1.18Civil pecuniary penalties are not alone in straddling the criminal-civil divide. For example, the civil remedy of exemplary damages is punitive rather than compensatory and the sentence of reparation, handed down by criminal courts, is designed to compensate the victim. So, there are instances where the line has been breached. However, in this Issues Paper we suggest that where such a breach is to occur, it should be done with a robust rationale and in a manner which is fair.
[N]egotiating an effective civil penalty procedure on a case-by-case basis is problematic and carries the danger of “lead[ing] to indeterminacy or default to criminal procedure”.
1.23It must be acknowledged that, thus far, these concerns have not arisen in civil pecuniary penalty cases in New Zealand. Civil pecuniary penalties have been imposed in around 60 cases.

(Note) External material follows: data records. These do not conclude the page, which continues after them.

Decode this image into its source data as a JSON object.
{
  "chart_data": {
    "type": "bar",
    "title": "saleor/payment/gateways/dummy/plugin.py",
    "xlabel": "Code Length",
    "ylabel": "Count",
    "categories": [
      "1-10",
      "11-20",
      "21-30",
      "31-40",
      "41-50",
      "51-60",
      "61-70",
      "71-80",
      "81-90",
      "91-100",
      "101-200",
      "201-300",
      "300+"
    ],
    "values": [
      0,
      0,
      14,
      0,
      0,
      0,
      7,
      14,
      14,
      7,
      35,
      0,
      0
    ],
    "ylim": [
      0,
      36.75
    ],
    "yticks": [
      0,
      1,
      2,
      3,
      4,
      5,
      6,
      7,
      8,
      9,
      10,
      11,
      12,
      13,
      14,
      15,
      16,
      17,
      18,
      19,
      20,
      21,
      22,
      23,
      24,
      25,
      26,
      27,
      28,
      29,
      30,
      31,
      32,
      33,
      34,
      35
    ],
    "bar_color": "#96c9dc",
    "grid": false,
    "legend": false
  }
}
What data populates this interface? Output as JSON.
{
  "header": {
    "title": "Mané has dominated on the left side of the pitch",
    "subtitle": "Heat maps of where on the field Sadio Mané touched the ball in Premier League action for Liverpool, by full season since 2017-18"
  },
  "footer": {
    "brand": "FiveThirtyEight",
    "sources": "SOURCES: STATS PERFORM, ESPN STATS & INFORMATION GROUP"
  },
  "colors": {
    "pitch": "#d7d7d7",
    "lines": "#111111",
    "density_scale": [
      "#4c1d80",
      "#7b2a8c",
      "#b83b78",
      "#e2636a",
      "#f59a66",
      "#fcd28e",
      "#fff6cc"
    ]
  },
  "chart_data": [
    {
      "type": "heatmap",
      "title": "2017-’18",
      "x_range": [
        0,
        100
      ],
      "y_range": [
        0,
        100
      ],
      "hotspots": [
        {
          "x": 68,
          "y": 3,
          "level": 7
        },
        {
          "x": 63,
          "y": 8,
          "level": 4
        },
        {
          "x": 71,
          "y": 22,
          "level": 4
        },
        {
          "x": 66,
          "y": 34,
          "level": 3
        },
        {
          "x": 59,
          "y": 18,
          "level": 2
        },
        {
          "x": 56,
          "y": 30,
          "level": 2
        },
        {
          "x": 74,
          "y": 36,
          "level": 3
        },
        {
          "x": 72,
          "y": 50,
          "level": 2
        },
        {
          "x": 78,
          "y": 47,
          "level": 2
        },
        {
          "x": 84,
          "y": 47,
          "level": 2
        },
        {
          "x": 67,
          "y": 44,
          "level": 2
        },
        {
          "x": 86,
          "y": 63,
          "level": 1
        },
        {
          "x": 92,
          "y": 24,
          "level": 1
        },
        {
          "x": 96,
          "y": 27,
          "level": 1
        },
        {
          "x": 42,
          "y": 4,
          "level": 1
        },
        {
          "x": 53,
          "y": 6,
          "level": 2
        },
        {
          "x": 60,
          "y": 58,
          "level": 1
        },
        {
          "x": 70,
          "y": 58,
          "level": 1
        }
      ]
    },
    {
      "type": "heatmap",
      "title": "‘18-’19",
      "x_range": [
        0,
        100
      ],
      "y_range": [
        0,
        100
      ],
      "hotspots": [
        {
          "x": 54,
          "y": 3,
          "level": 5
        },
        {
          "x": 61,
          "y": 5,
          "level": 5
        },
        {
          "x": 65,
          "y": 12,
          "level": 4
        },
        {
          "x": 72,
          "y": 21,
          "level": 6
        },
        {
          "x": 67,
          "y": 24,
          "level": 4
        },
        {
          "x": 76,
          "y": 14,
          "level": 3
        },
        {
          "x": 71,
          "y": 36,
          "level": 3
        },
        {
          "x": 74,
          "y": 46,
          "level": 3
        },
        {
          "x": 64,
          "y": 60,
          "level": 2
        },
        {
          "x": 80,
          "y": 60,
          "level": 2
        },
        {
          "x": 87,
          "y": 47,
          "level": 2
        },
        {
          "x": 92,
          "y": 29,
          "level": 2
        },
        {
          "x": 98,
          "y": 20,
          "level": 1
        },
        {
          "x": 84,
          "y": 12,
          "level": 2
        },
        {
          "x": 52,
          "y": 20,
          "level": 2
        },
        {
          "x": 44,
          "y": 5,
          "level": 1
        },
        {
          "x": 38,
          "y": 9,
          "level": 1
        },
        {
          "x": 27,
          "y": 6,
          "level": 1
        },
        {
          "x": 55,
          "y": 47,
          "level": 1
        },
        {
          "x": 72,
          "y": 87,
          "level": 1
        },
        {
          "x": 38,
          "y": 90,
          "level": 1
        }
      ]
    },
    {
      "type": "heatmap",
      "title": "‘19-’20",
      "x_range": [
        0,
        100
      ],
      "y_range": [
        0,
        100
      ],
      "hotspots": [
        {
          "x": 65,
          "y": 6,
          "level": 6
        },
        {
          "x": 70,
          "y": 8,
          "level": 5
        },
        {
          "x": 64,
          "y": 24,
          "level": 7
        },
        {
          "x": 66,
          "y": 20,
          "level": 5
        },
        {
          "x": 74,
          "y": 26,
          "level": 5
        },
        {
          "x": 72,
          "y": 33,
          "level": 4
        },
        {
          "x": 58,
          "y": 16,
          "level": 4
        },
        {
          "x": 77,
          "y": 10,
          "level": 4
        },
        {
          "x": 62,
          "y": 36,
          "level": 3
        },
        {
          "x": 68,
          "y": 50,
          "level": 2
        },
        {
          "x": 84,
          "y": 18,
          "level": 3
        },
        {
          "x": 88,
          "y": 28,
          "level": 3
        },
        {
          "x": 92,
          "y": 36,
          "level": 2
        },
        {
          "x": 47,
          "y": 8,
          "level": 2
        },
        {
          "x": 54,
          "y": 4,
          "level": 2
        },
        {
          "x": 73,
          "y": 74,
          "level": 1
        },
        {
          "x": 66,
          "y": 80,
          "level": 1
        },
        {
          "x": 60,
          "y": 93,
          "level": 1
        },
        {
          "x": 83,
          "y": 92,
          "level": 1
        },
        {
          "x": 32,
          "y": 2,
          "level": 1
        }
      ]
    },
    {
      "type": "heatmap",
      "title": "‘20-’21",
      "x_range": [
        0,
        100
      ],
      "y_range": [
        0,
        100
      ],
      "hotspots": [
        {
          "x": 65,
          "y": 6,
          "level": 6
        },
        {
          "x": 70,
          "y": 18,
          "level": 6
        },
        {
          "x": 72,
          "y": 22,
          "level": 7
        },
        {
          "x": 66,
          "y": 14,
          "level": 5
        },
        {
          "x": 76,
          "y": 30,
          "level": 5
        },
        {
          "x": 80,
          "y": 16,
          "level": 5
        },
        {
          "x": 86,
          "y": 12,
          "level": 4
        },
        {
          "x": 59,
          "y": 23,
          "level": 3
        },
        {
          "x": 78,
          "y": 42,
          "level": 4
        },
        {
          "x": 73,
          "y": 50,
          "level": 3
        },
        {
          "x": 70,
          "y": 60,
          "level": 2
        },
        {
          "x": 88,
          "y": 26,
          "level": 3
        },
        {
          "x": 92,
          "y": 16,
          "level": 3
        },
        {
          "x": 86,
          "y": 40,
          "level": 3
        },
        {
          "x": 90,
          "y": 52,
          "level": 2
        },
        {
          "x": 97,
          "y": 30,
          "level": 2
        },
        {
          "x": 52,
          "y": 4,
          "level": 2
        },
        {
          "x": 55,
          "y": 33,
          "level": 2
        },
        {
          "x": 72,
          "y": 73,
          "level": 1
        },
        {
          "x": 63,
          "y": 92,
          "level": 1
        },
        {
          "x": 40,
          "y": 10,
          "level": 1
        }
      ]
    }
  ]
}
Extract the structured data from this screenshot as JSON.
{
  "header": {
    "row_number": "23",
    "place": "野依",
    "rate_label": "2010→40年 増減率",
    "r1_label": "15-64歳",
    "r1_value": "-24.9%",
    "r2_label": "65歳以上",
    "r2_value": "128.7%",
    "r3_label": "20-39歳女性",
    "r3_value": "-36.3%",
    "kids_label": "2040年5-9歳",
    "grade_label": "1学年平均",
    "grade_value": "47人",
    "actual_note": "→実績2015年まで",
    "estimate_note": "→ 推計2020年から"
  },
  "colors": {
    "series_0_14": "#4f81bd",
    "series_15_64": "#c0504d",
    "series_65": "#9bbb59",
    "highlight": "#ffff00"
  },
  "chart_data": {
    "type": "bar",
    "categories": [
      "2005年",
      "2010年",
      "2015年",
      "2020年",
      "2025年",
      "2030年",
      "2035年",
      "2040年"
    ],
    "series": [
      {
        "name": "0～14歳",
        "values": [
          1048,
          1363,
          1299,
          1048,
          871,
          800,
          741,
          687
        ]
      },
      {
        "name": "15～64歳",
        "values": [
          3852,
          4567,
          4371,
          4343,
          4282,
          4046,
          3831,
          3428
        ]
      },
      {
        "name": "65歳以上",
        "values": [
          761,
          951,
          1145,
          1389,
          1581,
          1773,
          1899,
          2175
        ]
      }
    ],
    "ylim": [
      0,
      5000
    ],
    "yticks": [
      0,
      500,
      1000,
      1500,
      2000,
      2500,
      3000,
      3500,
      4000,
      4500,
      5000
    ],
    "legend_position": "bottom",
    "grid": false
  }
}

Most have arisen under the Commerce Act 1986. In the majority of those cases, the Commerce Commission and defendant have reached an agreed penalty which has been approved by the Court. There has therefore been little substantial judicial analysis of the nature of civil pecuniary penalties. It is possible that defendants will continue to accept their imposition and that our courts will continue to approach them in this manner. However, as the numbers of civil pecuniary penalty provisions grow, in a wider range of statutory settings, it is likely that there will be more litigation. As they are imposed on a wider range of persons they may be more robustly defended. It is notable that, to date, very few cases have been taken against individuals as opposed to bodies corporate. It may be that our courts will be required to tackle the sorts of issues that have vexed courts in other jurisdictions. Moving forward, consistency and principle in the design and use of civil pecuniary penalties may assist in reducing the risk of litigation.